First Time buyers, as well as repeat buyers, are often confused by two key terms- what it means to be pre-qualified or pre-approved for a mortgage.
These terms will almost always come up when you speak to a real estate agent be it at an open house or if you ask to see a property. This is a key question because it tells them how serious you are about buying. Getting pre-qualified is a very important initial step for a buyer to complete before you start looking seriously for a home. I would suggest that you do it even before you look online as you will know your price cap and you won’t be disappointed by looking at properties in a price range above what you can afford.

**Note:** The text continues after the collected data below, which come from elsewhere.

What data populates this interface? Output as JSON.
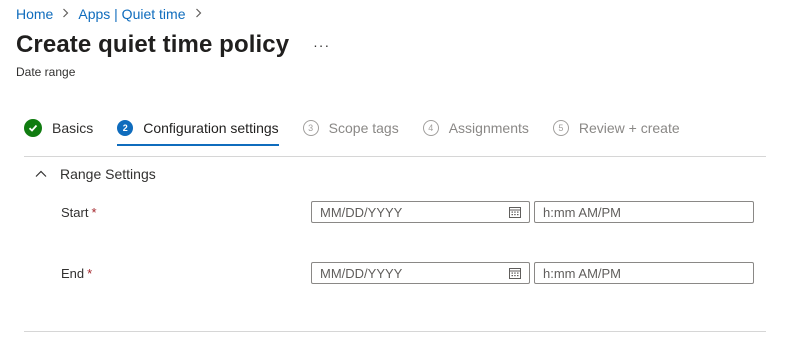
{
  "breadcrumb": {
    "items": [
      {
        "label": "Home"
      },
      {
        "label": "Apps | Quiet time"
      }
    ],
    "separator": ">"
  },
  "header": {
    "title": "Create quiet time policy",
    "more_label": "···",
    "subtitle": "Date range"
  },
  "wizard": {
    "steps": [
      {
        "num": "✓",
        "label": "Basics",
        "state": "done"
      },
      {
        "num": "2",
        "label": "Configuration settings",
        "state": "current"
      },
      {
        "num": "3",
        "label": "Scope tags",
        "state": "future"
      },
      {
        "num": "4",
        "label": "Assignments",
        "state": "future"
      },
      {
        "num": "5",
        "label": "Review + create",
        "state": "future"
      }
    ]
  },
  "section": {
    "title": "Range Settings",
    "expanded": true
  },
  "fields": {
    "start": {
      "label": "Start",
      "required": "*",
      "date_placeholder": "MM/DD/YYYY",
      "time_placeholder": "h:mm AM/PM"
    },
    "end": {
      "label": "End",
      "required": "*",
      "date_placeholder": "MM/DD/YYYY",
      "time_placeholder": "h:mm AM/PM"
    }
  },
  "icons": {
    "breadcrumb_separator": "chevron-right-icon",
    "section_toggle": "chevron-up-icon",
    "calendar": "calendar-icon",
    "step_done": "checkmark-icon"
  },
  "colors": {
    "accent": "#0f6cbd",
    "success": "#107c10",
    "required": "#a4262c",
    "inactive_text": "#8a8886"
  }
}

One mortgage lender I spoke to explained it this way. First get pre-qualified. A pre-qualification is when you run the numbers on an unofficial basis. By numbers, I mean your monthly income vs your monthly debt repayment plus mortgage payment, plus heat, plus property taxes. In essence, a prequalification is to determine, how much you can afford. It does not take into consideration the whole financial picture or your credit history. It is a starting point only. It will give you an idea as to what you will need to save for a down payment. You will also find out what type of documentation you will need to gather together for when you go to the next step and seek a pre-approval. At this point there has been no credit check done etc. But, if you have a shaky credit history or if you are carrying a lot of debt, now is the time to discuss with the mortgage specialist how that might impact things when you seek a formal pre-approval from a lender.
Now, you know what it means when a real estate sales person asks you if you are pre-qualified and you will have a rough guideline as to what you can afford and what it will cost you.